Sunil Kumar, manager of the crematorium told The Statesman that the facility is making space for 34 more wooden pyres in its green belt, which he says, will be ready by Wednesday.

“After the addition, we will have 84 wooden pyres and two burners at our electric crematorium,” he said.

However, Kumar believes that the South Delhi Municipal Corporation (SDMC), which administrates the facility, will have to allocate more space since the current capacity is not able to accommodate the funerals to all, in a timely manner.

“People come here waiting for hours before they get a turn to cremate their loved ones. I’m running this facility for last many years but never witnessed such a bad scenario. Even the previous one (wave) wasn’t so horrible,” he said.

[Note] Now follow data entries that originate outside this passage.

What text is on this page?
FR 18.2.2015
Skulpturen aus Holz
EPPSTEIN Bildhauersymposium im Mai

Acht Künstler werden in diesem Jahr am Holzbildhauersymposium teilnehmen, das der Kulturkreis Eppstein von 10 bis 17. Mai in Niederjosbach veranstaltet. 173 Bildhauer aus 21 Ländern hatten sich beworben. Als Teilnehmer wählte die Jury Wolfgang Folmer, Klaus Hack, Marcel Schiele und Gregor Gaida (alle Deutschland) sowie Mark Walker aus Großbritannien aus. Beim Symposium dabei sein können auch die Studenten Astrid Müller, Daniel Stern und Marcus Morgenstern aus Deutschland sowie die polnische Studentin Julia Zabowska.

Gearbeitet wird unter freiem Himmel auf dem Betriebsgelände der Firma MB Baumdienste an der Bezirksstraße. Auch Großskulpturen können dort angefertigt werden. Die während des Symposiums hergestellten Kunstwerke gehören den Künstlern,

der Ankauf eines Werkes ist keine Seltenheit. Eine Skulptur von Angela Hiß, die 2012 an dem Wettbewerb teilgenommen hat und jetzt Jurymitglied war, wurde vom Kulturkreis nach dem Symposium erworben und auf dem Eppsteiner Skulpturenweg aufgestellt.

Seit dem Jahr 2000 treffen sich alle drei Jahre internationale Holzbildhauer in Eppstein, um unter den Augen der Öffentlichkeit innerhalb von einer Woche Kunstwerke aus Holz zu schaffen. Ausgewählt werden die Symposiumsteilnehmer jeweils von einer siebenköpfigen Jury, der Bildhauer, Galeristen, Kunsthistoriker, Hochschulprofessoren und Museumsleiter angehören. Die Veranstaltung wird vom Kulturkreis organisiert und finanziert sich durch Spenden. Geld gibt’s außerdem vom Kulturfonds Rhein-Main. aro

Kumar also informed that as many as 100 dead bodies are being cremated at the facility every day.

With the burgeoning load of dead bodies of Covid-19 patients waiting for the funeral amid the deadly fourth wave of the Covid-19 the national capital, the crematoria and burial are making space to accommodate all those coming for the last rites.

Meanwhile, The SDMC officials said that the civic body is augmenting the capacity of its nine cremation centres and graveyards in view of the rising number of Covid-19 fatalities.

“Earlier capacity of cremation was 289 per day which has now been augmented to 365. Of them, 289 have been reserved for Covid affected bodies. 229 wooden platforms and 30 CNG based are available for Covid affected bodies at our funeral centres,” a senior SDMC official informed.

He also said that the corporation is looking for new grounds to set up pyres there temporarily.

However, the scenario of increasing capacity for the dead bodies at funeral centres is extremely unpleasant and horrible for those who have to deal with it directly.

“I’m running this facility for the last many years but never witnessed such a bad scenario. Even the previous one (wave) wasn’t so horrible. Imagine where we have we reached if spaces are being made for dead than those living among us,” Kumar said.